I would like to efficiently compute distances between every row in a matrix and the row two rows above it in R...
My attempts at finding a dplyr rowwise solution with lag(., n = 2) have failed, and I'm sure there's a better solution than this for loop.
Thoughts are much appreciated!
library(rdist)
library(tidyverse)
structure(list(sodium = c(140, 152.6, 138, 152.4, 140, 152.6,
141, 152.7, 141, 152.7), chloride = c(103, 148.9, 104, 149, 102,
148.8, 103, 148.9, 104, 149), potassium_plas = c(3.4, 0.34, 4.1,
0.41, 3.7, 0.37, 4, 0.4, 3.7, 0.37), co2_totl = c(31, 3.1, 22,
2.2, 23, 2.3, 27, 2.7, 20, 2), bun = c(11, 1.1, 5, 0.5, 8, 0.8,
21, 2.1, 10, 1), creatinine = c(0.84, 0.084, 0.53, 0.053, 0.69,
0.069, 1.04, 0.104, 1.86, 0.186), calcium = c(9.3, 0.93, 9.8,
0.98, 9.4, 0.94, 9.4, 0.94, 9.1, 0.91), glucose = c(102, 10.2,
99, 9.9, 115, 11.5, 94, 9.4, 122, 12.2), anion_gap = c(6, 0.599999999999989,
12, 1.20000000000001, 15, 1.50000000000001, 11, 1.09999999999998,
17, 1.69999999999999)), row.names = c(NA, -10L), class = c("tbl_df",
"tbl", "data.frame"))
dist_prior <- rep(NA, n = nrow(input_labs))

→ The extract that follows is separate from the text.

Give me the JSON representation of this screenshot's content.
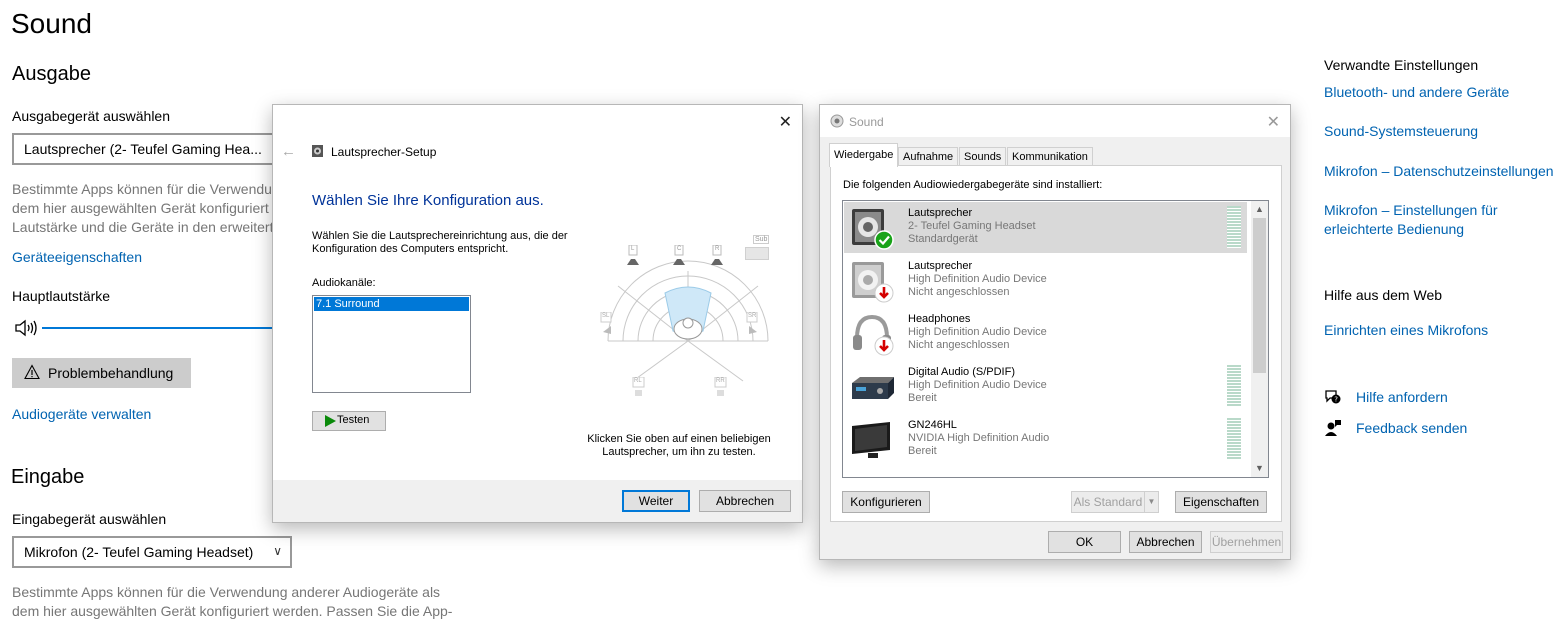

for(i in 3:nrow(input_labs)){
dist_prior[i] <- cdist(input_labs[i,], input_labs[i-2,])
}
CodePudding user response:
We could loop over the sequence of rows in map
and apply the function, append NAs at the beginning to make the length correct
library(dplyr)
library(rdist)
library(purrr)
input_labs %>%
mutate(dist_prior = c(NA_real_, NA_real_,
map_dbl(3:n(), ~ cdist(cur_data()[.x,], cur_data()[.x-2, ]))))
-output
# A tibble: 10 × 10
sodium chloride potassium_plas co2_totl bun creatinine calcium glucose anion_gap dist_prior
<dbl> <dbl> <dbl> <dbl> <dbl> <dbl> <dbl> <dbl> <dbl> <dbl>
1 140 103 3.4 31 11 0.84 9.3 102 6 NA
2 153. 149. 0.34 3.1 1.1 0.084 0.93 10.2 0.600 NA
3 138 104 4.1 22 5 0.53 9.8 99 12 13.0
4 152. 149 0.41 2.2 0.5 0.053 0.98 9.9 1.20 1.30
5 140 102 3.7 23 8 0.69 9.4 115 15 16.8
6 153. 149. 0.37 2.3 0.8 0.069 0.94 11.5 1.50 1.68
7 141 103 4 27 21 1.04 9.4 94 11 25.4
8 153. 149. 0.4 2.7 2.1 0.104 0.94 9.4 1.10 2.54
9 141 104 3.7 20 10 1.86 9.1 122 17 31.5
10 153. 149 0.37 2 1 0.186 0.91 12.2 1.70 3.15
Or may split by row on the original data and the lag
ed one and use map2
to loop over the list and apply
input_labs$dist_prior <- map2_dbl(
asplit(lag(input_labs, n = 2), 1),
asplit(input_labs, 1),
~ cdist(as.data.frame.list(.x), as.data.frame.list(.y))[,1])
CodePudding user response:
in Base R you can use diff
and rowSums
as shown below:
c(NA, NA, sqrt(rowSums(diff(as.matrix(input_labs), 2)^2)))
[1] NA NA 12.955157 1.295516 16.832873 1.683287 25.381342 2.538134 31.493688 3.149369
You can cbind
the results to the original dataframe.